Conventional adaptive algorithms require a properly synchronized (at both transmitter

and receiver) training sequence which makes it possible to adjust the equalizer

coefficients according to the employed algorithm, thereby minimizing the mean square

error. This type of equalization is called Non-Blind equalization. However, there are

many situations which require equalization without the use of a training sequence. One

example of such a situation is multipoint data networks. For this purpose, a Blind

equalizer has to be built into the receiver design. Blind equalizers estimate the

transmitted signal and the channel parameters without using a known training sequence.

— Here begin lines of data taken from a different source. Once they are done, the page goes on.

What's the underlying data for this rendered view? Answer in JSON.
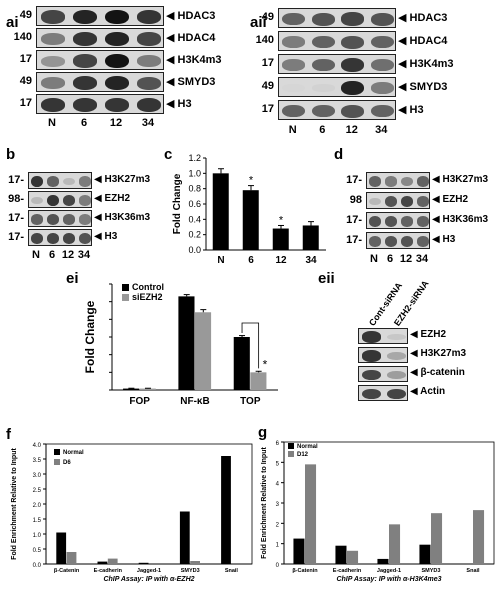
{
  "panels": {
    "ai": {
      "label": "ai",
      "rows": [
        {
          "mw": "49",
          "name": "HDAC3",
          "bands": [
            0.8,
            0.9,
            0.95,
            0.85
          ]
        },
        {
          "mw": "140",
          "name": "HDAC4",
          "bands": [
            0.6,
            0.85,
            0.9,
            0.8
          ]
        },
        {
          "mw": "17",
          "name": "H3K4m3",
          "bands": [
            0.5,
            0.8,
            0.95,
            0.6
          ]
        },
        {
          "mw": "49",
          "name": "SMYD3",
          "bands": [
            0.6,
            0.85,
            0.9,
            0.75
          ]
        },
        {
          "mw": "17",
          "name": "H3",
          "bands": [
            0.85,
            0.85,
            0.85,
            0.85
          ]
        }
      ],
      "lanes": [
        "N",
        "6",
        "12",
        "34"
      ]
    },
    "aii": {
      "label": "aii",
      "rows": [
        {
          "mw": "49",
          "name": "HDAC3",
          "bands": [
            0.7,
            0.75,
            0.8,
            0.75
          ]
        },
        {
          "mw": "140",
          "name": "HDAC4",
          "bands": [
            0.6,
            0.7,
            0.75,
            0.7
          ]
        },
        {
          "mw": "17",
          "name": "H3K4m3",
          "bands": [
            0.6,
            0.7,
            0.85,
            0.65
          ]
        },
        {
          "mw": "49",
          "name": "SMYD3",
          "bands": [
            0.05,
            0.1,
            0.9,
            0.6
          ]
        },
        {
          "mw": "17",
          "name": "H3",
          "bands": [
            0.7,
            0.7,
            0.75,
            0.7
          ]
        }
      ],
      "lanes": [
        "N",
        "6",
        "12",
        "34"
      ]
    },
    "b": {
      "label": "b",
      "rows": [
        {
          "mw": "17-",
          "name": "H3K27m3",
          "bands": [
            0.85,
            0.7,
            0.3,
            0.6
          ]
        },
        {
          "mw": "98-",
          "name": "EZH2",
          "bands": [
            0.3,
            0.85,
            0.8,
            0.6
          ]
        },
        {
          "mw": "17-",
          "name": "H3K36m3",
          "bands": [
            0.7,
            0.75,
            0.7,
            0.6
          ]
        },
        {
          "mw": "17-",
          "name": "H3",
          "bands": [
            0.8,
            0.8,
            0.8,
            0.75
          ]
        }
      ],
      "lanes": [
        "N",
        "6",
        "12",
        "34"
      ]
    },
    "d": {
      "label": "d",
      "rows": [
        {
          "mw": "17-",
          "name": "H3K27m3",
          "bands": [
            0.7,
            0.6,
            0.55,
            0.7
          ]
        },
        {
          "mw": "98",
          "name": "EZH2",
          "bands": [
            0.3,
            0.75,
            0.8,
            0.7
          ]
        },
        {
          "mw": "17-",
          "name": "H3K36m3",
          "bands": [
            0.75,
            0.75,
            0.7,
            0.7
          ]
        },
        {
          "mw": "17-",
          "name": "H3",
          "bands": [
            0.7,
            0.75,
            0.75,
            0.7
          ]
        }
      ],
      "lanes": [
        "N",
        "6",
        "12",
        "34"
      ]
    },
    "eii": {
      "label": "eii",
      "columns": [
        "Cont-siRNA",
        "EZH2-siRNA"
      ],
      "rows": [
        {
          "name": "EZH2",
          "bands": [
            0.85,
            0.2
          ]
        },
        {
          "name": "H3K27m3",
          "bands": [
            0.85,
            0.4
          ]
        },
        {
          "name": "β-catenin",
          "bands": [
            0.8,
            0.45
          ]
        },
        {
          "name": "Actin",
          "bands": [
            0.8,
            0.8
          ]
        }
      ]
    },
    "c": {
      "label": "c"
    },
    "ei": {
      "label": "ei"
    },
    "f": {
      "label": "f"
    },
    "g": {
      "label": "g"
    }
  },
  "chart_data": [
    {
      "id": "c",
      "type": "bar",
      "categories": [
        "N",
        "6",
        "12",
        "34"
      ],
      "values": [
        1.0,
        0.78,
        0.28,
        0.32
      ],
      "errors": [
        0.06,
        0.06,
        0.04,
        0.05
      ],
      "significance": [
        "",
        "*",
        "*",
        ""
      ],
      "ylabel": "Fold Change",
      "ylim": [
        0,
        1.2
      ],
      "yticks": [
        "0.0",
        "0.2",
        "0.4",
        "0.6",
        "0.8",
        "1.0",
        "1.2"
      ],
      "color": "#000000"
    },
    {
      "id": "ei",
      "type": "bar",
      "categories": [
        "FOP",
        "NF-κB",
        "TOP"
      ],
      "series": [
        {
          "name": "Control",
          "values": [
            8,
            530,
            300
          ],
          "errors": [
            2,
            10,
            8
          ],
          "color": "#000000"
        },
        {
          "name": "siEZH2",
          "values": [
            8,
            440,
            100
          ],
          "errors": [
            2,
            15,
            6
          ],
          "color": "#999999"
        }
      ],
      "ylabel": "Fold Change",
      "ylim": [
        0,
        600
      ],
      "yticks": [
        "0",
        "100",
        "200",
        "300",
        "400",
        "500",
        "600"
      ],
      "significance_label": "*",
      "legend": "top-left"
    },
    {
      "id": "f",
      "type": "bar",
      "categories": [
        "β-Catenin",
        "E-cadherin",
        "Jagged-1",
        "SMYD3",
        "Snail"
      ],
      "series": [
        {
          "name": "Normal",
          "values": [
            1.05,
            0.08,
            0.04,
            1.75,
            3.6
          ],
          "color": "#000000"
        },
        {
          "name": "D6",
          "values": [
            0.4,
            0.18,
            0.0,
            0.1,
            0.0
          ],
          "color": "#808080"
        }
      ],
      "ylabel": "Fold Enrichment Relative to Input",
      "xlabel": "ChIP Assay: IP with α-EZH2",
      "ylim": [
        0,
        4.0
      ],
      "yticks": [
        "0.0",
        "0.5",
        "1.0",
        "1.5",
        "2.0",
        "2.5",
        "3.0",
        "3.5",
        "4.0"
      ],
      "legend": "top-left"
    },
    {
      "id": "g",
      "type": "bar",
      "categories": [
        "β-Catenin",
        "E-cadherin",
        "Jagged-1",
        "SMYD3",
        "Snail"
      ],
      "series": [
        {
          "name": "Normal",
          "values": [
            1.25,
            0.9,
            0.25,
            0.95,
            0.0
          ],
          "color": "#000000"
        },
        {
          "name": "D12",
          "values": [
            4.9,
            0.65,
            1.95,
            2.5,
            2.65
          ],
          "color": "#808080"
        }
      ],
      "ylabel": "Fold Enrichment Relative to Input",
      "xlabel": "ChIP Assay: IP with α-H3K4me3",
      "ylim": [
        0,
        6
      ],
      "yticks": [
        "0",
        "1",
        "2",
        "3",
        "4",
        "5",
        "6"
      ],
      "legend": "top-left"
    }
  ]
}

Minimization of a class of non-convex cost functions is used as a criterion for adaptation.

By these cost functions, lSI is characterized independently of the data symbol

constellation and of the carrier phase used in the transmission system [1]. In this project,

three blind equalization algorithms (Constant Modulus Algorithm (CMA), Modified

Constant Modulus Algorithm (MCMA) and Variable Step-size Modified Constant

Modulus Algorithm (VSS-MCMA)) were studied mathematically and their performance

is shown for high order QAM (Quadrature Amplitude Modulation) signals by

simulations in this dissertation. These algorithms were then implemented with a decision

feedback equalizer to further improve the symbol error rate (SER) performance. The

following essential findings were made:

1) Blind algorithms are robust with respect to distortions and, by using appropriate

step-size and reference gain parameters we can ensure convergence to optimal

gains.2) Since CMA is phase-blind in nature, it cannot correct the phase errors. Whereas,

simulations show that MCMA corrects the phase error and results in a lower

MSE as well.

3) In VSS-MCMA, by using different step-size parameters we can ensure faster

convergence and lower MSE.

4) CMA with DFE provides better SER than CMA with linear equalizers. SER is

further improved by implementing a decision feedback equalizer (DFE) using

MCMA and VSS-MCMA.